Departments of Medicine,1 Microbiology, University of Alabama at Birmingham, Birmingham, Alabama 35294,6 Gladstone Institute of Virology and Immunology, San Francisco, California 94158,2 Gombe Stream Research Centre, The Jane Goodall Institute, Kigoma, Tanzania,3 Department of Ecology, Evolution and Behavior, University of Minnesota, St. Paul, Minnesota 55108,4 Institute of Genetics, University of Nottingham, Queens Medical Centre, Nottingham, United Kingdom5
Received 15 March 2007/ Accepted 30 April 2007
Studies of simian immunodeficiency viruses (SIVs) in their endangered primate hosts are of obvious medical and public health importance, but technically challenging. Although SIV-specific antibodies and nucleic acids have been detected in primate fecal samples, recovery of replication-competent virus from such samples has not been achieved. Here, we report the construction of infectious molecular clones of SIVcpz from fecal viral consensus sequences. Subgenomic fragments comprising a complete provirus were amplified from fecal RNA of three wild-living chimpanzees and sequenced directly.
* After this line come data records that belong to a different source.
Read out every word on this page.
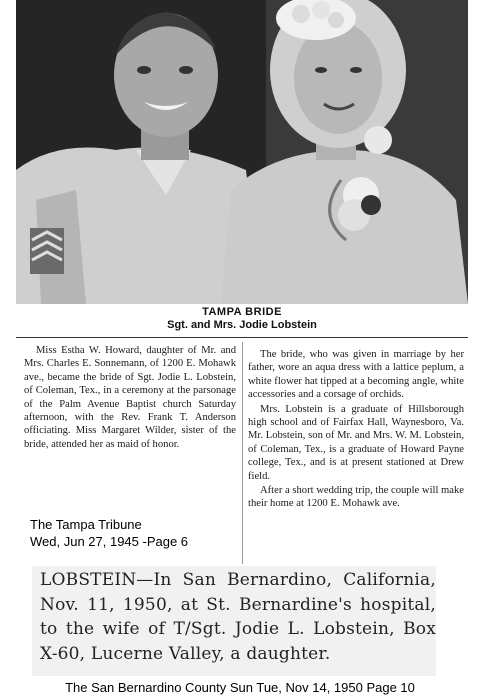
TAMPA BRIDE
Sgt. and Mrs. Jodie Lobstein

Miss Estha W. Howard, daughter of Mr. and Mrs. Charles E. Sonnemann, of 1200 E. Mohawk ave., became the bride of Sgt. Jodie L. Lobstein, of Coleman, Tex., in a ceremony at the parsonage of the Palm Avenue Baptist church Saturday afternoon, with the Rev. Frank T. Anderson officiating. Miss Margaret Wilder, sister of the bride, attended her as maid of honor.

The bride, who was given in marriage by her father, wore an aqua dress with a lattice peplum, a white flower hat tipped at a becoming angle, white accessories and a corsage of orchids.

Mrs. Lobstein is a graduate of Hillsborough high school and of Fairfax Hall, Waynesboro, Va. Mr. Lobstein, son of Mr. and Mrs. W. M. Lobstein, of Coleman, Tex., is a graduate of Howard Payne college, Tex., and is at present stationed at Drew field.

After a short wedding trip, the couple will make their home at 1200 E. Mohawk ave.

The Tampa Tribune
Wed, Jun 27, 1945 -Page 6
LOBSTEIN—In San Bernardino, California, Nov. 11, 1950, at St. Bernardine's hospital, to the wife of T/Sgt. Jodie L. Lobstein, Box X-60, Lucerne Valley, a daughter.
The San Bernardino County Sun Tue, Nov 14, 1950 Page 10
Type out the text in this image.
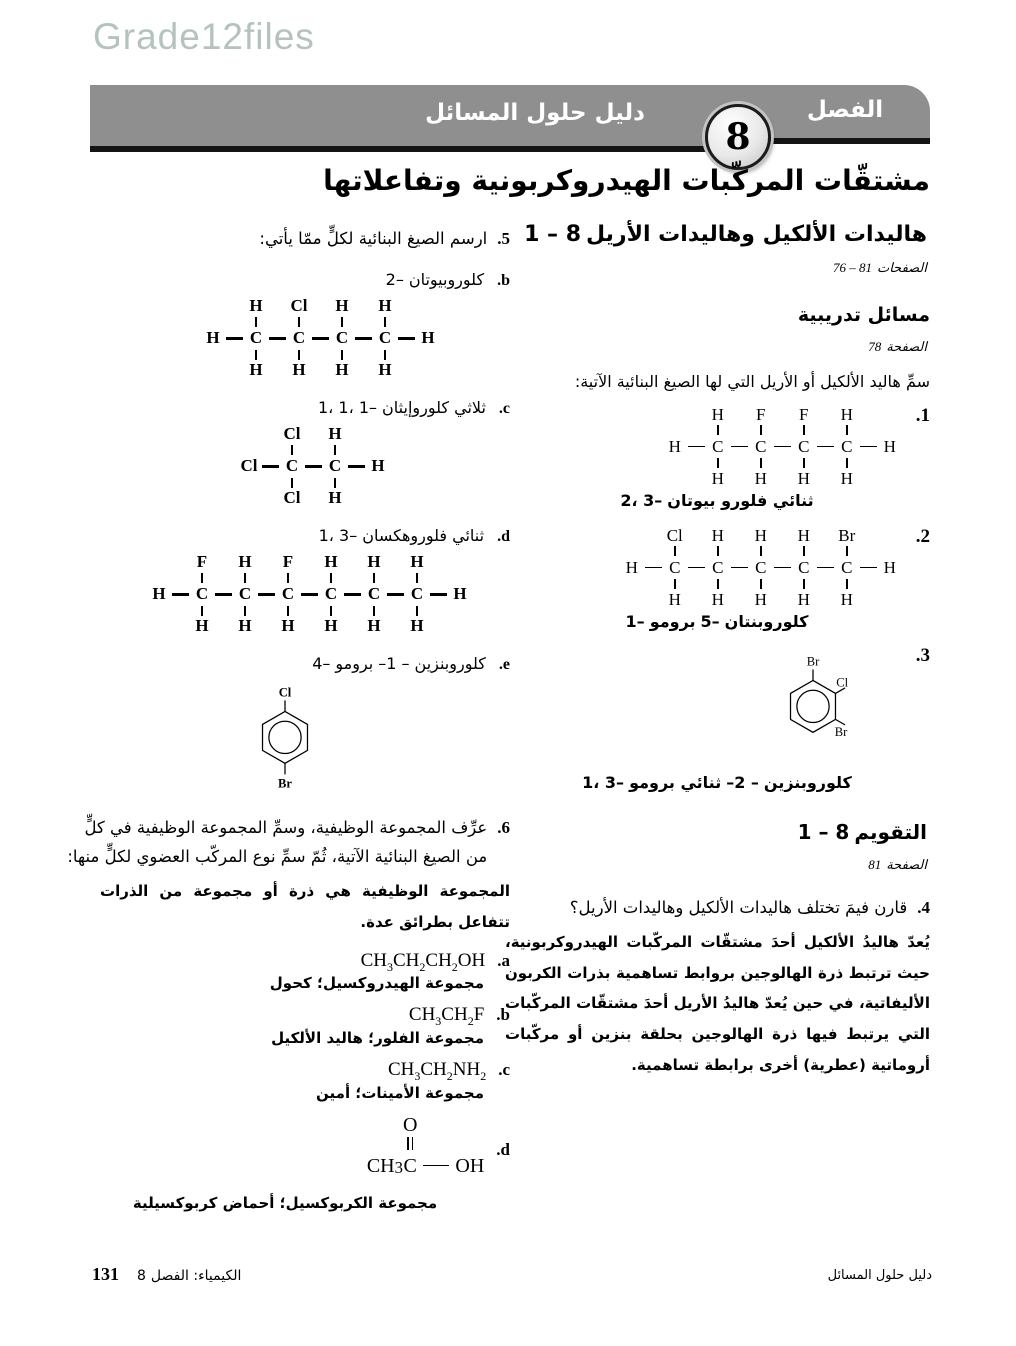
Grade12files
دليل حلول المسائل	الفصل
8
مشتقّات المركّبات الهيدروكربونية وتفاعلاتها
هاليدات الألكيل وهاليدات الأريل1 – 8
الصفحات76 – 81
مسائل تدريبية
الصفحة78
سمِّ هاليد الألكيل أو الأريل التي لها الصيغ البنائية الآتية:
1.
H
H
C
H
F
C
H
F
C
H
H
C
H
H
ثنائي فلورو بيوتان2، 3–
2.
H
Cl
C
H
H
C
H
H
C
H
H
C
H
Br
C
H
H
كلوروبنتان5–برومو1–
3.
Br
Cl
Br
كلوروبنزين–2 –ثنائي برومو1، 3–
التقويم1 – 8
الصفحة81
4.
قارن فيمَ تختلف هاليدات الألكيل وهاليدات الأريل؟
يُعدّ هاليدُ الألكيل أحدَ مشتقّات المركّبات الهيدروكربونية، حيث ترتبط ذرة الهالوجين بروابط تساهمية بذرات الكربون الأليفاتية، في حين يُعدّ هاليدُ الأريل أحدَ مشتقّات المركّبات التي يرتبط فيها ذرة الهالوجين بحلقة بنزين أو مركّبات أروماتية (عطرية) أخرى برابطة تساهمية.
5.
ارسم الصيغ البنائية لكلٍّ ممّا يأتي:
b.
كلوروبيوتان2–
H
H
C
H
Cl
C
H
H
C
H
H
C
H
H
c.
ثلاثي كلوروإيثان1، 1، 1–
Cl
Cl
C
Cl
H
C
H
H
d.
ثنائي فلوروهكسان1، 3–
H
F
C
H
H
C
H
F
C
H
H
C
H
H
C
H
H
C
H
H
e.
كلوروبنزين–1 –برومو4–
Cl
Br
6.
عرِّف المجموعة الوظيفية، وسمِّ المجموعة الوظيفية في كلٍّ من الصيغ البنائية الآتية، ثُمّ سمِّ نوع المركّب العضوي لكلٍّ منها:
المجموعة الوظيفية هي ذرة أو مجموعة من الذرات تتفاعل بطرائق عدة.
a.
$CH_3CH_2CH_2OH$
مجموعة الهيدروكسيل؛ كحول
b.
$CH_3CH_2F$
مجموعة الفلور؛ هاليد الألكيل
c.
$CH_3CH_2NH_2$
مجموعة الأمينات؛ أمين
d.
CH 3
O
C OH
مجموعة الكربوكسيل؛ أحماض كربوكسيلية
131	الكيمياء: الفصل8	دليل حلول المسائل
One set of amplicons was concatenated using overlap extension PCR. The resulting clone (TAN1.24) contained intact genes and regulatory regions but was replication defective. It also differed from the fecal consensus sequence by 76 nucleotides. Stepwise elimination of all missense mutations generated several constructs with restored replication potential. The clone that yielded the most infectious virus (TAN1.910) was identical to the consensus sequence in both protein and long terminal repeat sequences. Two additional SIVcpz clones were constructed by direct synthesis of fecal consensus sequences. One of these (TAN3.1) yielded fully infectious virus, while the second one (TAN2.69) required modification at one ambiguous site in the viral pol gene for biological activity. All three reconstructed proviruses produced infectious virions that replicated in human and chimpanzee CD4+ T cells, were CCR5 tropic, and resembled primary human immunodeficiency virus type 1 isolates in their neutralization phenotype. These results provide the first direct evidence that naturally occurring SIVcpz strains already have many of the biological properties required for persistent infection of humans, including CD4 and CCR5 dependence and neutralization resistance. Moreover, they outline a new strategy for obtaining medically important "SIV isolates" that have thus far eluded investigation. Such isolates are needed to identify viral determinants that contribute to cross-species transmission and host adaptation.
Published ahead of print on 9 May 2007.